Enhanced reproducibility of inkjet printed organic thin film transistors based on solution processable polymer-small molecule blends

Abstract

The positive effects on the inkjet drop ejection process, thin film morphology and subsequent thin film transistor performance caused by the blending a low molar mass semi-crystalline organic semiconductor, 6,13-triisopropylsilylethynylpentacene (TIPS-pentacene), with a low ε dielectric polymer, polystyrene (350 kDa) are reported. The presence of the high molecular weight polymer at a reduced concentration c/c* = 0.44 gives greater control of the drop generation process (when compared to low molar mass semi-crystalline organic semiconductor alone) due to stabilisation of the ligament break-up process with pinch off occuring at the nozzle plate and satellites coalescing within the main droplet. The addition of a small fraction of a high boiling point solvent results in the removal of droplet drying artefacts by generating a Marangoni flow in which double convection counteracts coffee stain formation. This results in more uniform solute coverage over the substrate, simplifying the print process.

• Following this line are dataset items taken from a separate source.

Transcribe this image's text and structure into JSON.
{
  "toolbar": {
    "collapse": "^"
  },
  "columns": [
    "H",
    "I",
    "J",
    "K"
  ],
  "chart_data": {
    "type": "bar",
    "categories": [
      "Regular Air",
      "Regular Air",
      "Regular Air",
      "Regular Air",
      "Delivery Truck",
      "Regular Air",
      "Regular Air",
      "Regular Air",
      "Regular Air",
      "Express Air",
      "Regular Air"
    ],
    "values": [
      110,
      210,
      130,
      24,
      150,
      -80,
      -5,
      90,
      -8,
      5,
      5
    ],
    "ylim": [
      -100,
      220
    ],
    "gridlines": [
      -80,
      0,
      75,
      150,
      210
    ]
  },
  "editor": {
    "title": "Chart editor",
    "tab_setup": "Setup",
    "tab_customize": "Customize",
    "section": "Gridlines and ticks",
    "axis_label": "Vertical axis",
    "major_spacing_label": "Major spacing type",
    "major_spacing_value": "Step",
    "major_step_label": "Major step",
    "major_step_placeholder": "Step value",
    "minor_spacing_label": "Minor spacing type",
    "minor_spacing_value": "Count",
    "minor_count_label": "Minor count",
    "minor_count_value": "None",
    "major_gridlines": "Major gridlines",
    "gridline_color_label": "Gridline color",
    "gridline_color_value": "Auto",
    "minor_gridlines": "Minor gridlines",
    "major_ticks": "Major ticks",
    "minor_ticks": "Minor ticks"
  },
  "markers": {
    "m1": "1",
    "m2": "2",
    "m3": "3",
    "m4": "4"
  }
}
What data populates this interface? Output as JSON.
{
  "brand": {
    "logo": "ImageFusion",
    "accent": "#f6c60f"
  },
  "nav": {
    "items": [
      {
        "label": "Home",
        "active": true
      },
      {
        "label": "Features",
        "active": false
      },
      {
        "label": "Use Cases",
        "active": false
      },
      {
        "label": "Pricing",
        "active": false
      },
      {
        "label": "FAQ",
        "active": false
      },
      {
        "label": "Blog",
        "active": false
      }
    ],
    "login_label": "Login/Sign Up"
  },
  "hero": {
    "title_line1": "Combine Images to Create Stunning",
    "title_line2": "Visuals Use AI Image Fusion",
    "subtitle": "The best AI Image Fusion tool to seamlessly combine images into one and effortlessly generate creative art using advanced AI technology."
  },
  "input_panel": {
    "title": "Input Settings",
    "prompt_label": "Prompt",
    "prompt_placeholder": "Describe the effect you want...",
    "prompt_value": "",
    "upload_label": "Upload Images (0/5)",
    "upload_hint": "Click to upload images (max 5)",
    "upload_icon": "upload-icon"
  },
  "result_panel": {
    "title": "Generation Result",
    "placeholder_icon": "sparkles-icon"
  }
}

Whilst TIPS-pentacene and amorphous polystyrene do not undergo gross phase separation irrespective of deposition process the degree of crystallinity and extent of TIPS-pentacene stratification to the active interface was found to be strongly process dependant. Whilst a lower degree of crystallinity is observed when a dual solvent mixture is used there is strong evidence of greater stratification of the TIPS-pentacene at the active interface resulting in higher saturated hole mobility.